A lei e o arbítrio
Não é benfazejo que membros do Ministério Público, fazendo vista grossa aos ditames da lei, tratem tudo o que não lhes agrada como sinônimo de impunidade.
Dentro de suas atribuições constitucionais, a Câmara dos Deputados negou autorização ao Supremo Tribunal Federal (STF) para dar prosseguimento à denúncia contra o presidente Michel Temer apresentada pelo procurador-geral da República, Rodrigo Janot. Diante dessa negativa, o ministro Edson Fachin determinou, no dia 10 de agosto, a suspensão do inquérito até o término do mandato de Michel Temer, também como determina a Constituição. No entanto, há quem difunda a ideia de que esse desfecho da denúncia contra o presidente prejudica o andamento da Operação Lava Jato.
O procurador da República Carlos Fernando dos Santos Lima, um dos coordenadores da força-tarefa da Lava Jato em Curitiba, criticou, em entrevista ao jornal Valor, a decisão da Câmara dos Deputados de negar prosseguimento à denúncia. “Toda vez que uma investigação não atinge os seus objetivos, uma acusação não é processada, boa parte da população se sente desanimada”, disse Carlos Fernando. “O certo mesmo de qualquer acusação é que seja recebida e o Judiciário enfrente o mérito”, sentenciou o procurador.

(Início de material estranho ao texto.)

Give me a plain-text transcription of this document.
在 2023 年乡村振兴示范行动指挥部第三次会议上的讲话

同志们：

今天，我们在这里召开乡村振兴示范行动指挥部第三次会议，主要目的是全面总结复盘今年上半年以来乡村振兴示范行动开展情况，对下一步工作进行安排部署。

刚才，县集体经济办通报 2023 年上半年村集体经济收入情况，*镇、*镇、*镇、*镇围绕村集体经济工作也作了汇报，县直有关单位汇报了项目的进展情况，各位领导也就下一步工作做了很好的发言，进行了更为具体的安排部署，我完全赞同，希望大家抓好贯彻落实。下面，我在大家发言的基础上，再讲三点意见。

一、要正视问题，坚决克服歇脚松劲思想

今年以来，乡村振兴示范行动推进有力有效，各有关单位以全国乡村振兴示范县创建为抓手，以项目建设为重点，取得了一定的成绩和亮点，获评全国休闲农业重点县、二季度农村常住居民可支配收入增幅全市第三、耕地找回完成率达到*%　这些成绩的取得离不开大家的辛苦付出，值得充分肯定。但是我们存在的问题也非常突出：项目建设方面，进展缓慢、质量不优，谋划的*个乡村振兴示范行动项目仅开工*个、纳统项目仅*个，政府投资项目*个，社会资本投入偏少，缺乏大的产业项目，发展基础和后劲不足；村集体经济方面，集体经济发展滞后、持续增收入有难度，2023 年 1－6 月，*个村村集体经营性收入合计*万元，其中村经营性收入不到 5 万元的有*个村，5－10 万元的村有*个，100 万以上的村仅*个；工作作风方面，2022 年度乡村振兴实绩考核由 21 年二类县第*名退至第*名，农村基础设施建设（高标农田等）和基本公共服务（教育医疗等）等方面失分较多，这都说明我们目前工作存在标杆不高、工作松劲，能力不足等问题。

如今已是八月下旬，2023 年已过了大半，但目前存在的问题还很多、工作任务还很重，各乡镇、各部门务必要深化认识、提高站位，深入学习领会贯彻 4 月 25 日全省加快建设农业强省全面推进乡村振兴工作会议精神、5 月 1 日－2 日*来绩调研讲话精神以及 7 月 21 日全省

A afirmação do procurador reflete uma opinião pessoal – e muito enviesada – e não o que manda o Direito. O certo, com o qual o Ministério Público deve estar absolutamente comprometido, é o cumprimento da Constituição. E no caso concreto verifica-se uma exata obediência ao mandamento constitucional. O art. 86 da Carta Magna condiciona o julgamento criminal do presidente da República pelo STF à admissão da acusação “por dois terços da Câmara dos Deputados”.
Essa disposição constitucional não representa qualquer conluio com a impunidade, sendo apenas um reconhecimento de que eventual julgamento do presidente da República tem sérios efeitos sobre o País e que, portanto, merece um cuidado especial. É do sistema democrático que matérias especialmente sensíveis à vida da sociedade sejam submetidas ao controle do Poder Legislativo.
Ao comentar a votação que negou o prosseguimento da denúncia contra o presidente da República, o procurador Carlos Fernando dos Santos Lima fez a seguinte avaliação: “Acho que os únicos que ganharam (com a decisão) foram os partidos e políticos que fizeram barganha e que agora têm uma posição de poder barganhar novamente”. Como é evidente, escapa ao papel do Ministério Público emitir juízos sobre o papel constitucional da Câmara dos Deputados. Há no País uma saudável e necessária separação dos Poderes, e o Ministério Público – é sempre bom lembrar – não é um deles.
Além disso, dar como fato a vinculação entre a decisão da Câmara e suposta barganha dos deputados indica uma inversão de princípios incompatível com a defesa do bom Direito, tarefa que, entre outras, compete ao Ministério Público. Nesse equivocado raciocínio, presume-se que Michel Temer seja culpado dos crimes de que foi acusado e, portanto, o voto negando prosseguimento à denúncia só poderia ser efeito de negociações espúrias. E se houve barganhas condenáveis, cabe a qualquer membro do Ministério Público levar o caso à Justiça, não deblaterar perante a opinião pública.
É benfazeja, sem dúvida, a disposição do Ministério Público de perseguir crimes e criminosos. O País precisa dessa persistente luta contra a corrupção e a impunidade, que não se restringe, como é óbvio, à Operação Lava Jato. Mas não é benfazejo que membros do Ministério Público, fazendo vista grossa aos ditames da lei, tratem tudo o que não lhes agrada como sinônimo de impunidade. Não houve descumprimento da lei na decisão da Câmara dos Deputados de negar autorização ao prosseguimento da denúncia. Não cabe, portanto, criticála, como se ela contribuísse para a impunidade.
Nesses tempos esquisitos, faz-se necessário lembrar que, onde há lei, não há impunidade. Quando o Direito é esquecido e o que vale na prática são as opiniões pessoais, a tão almejada “batalha contra a impunidade” é mera ilusão, simples manobra de quem deseja impor suas vontades.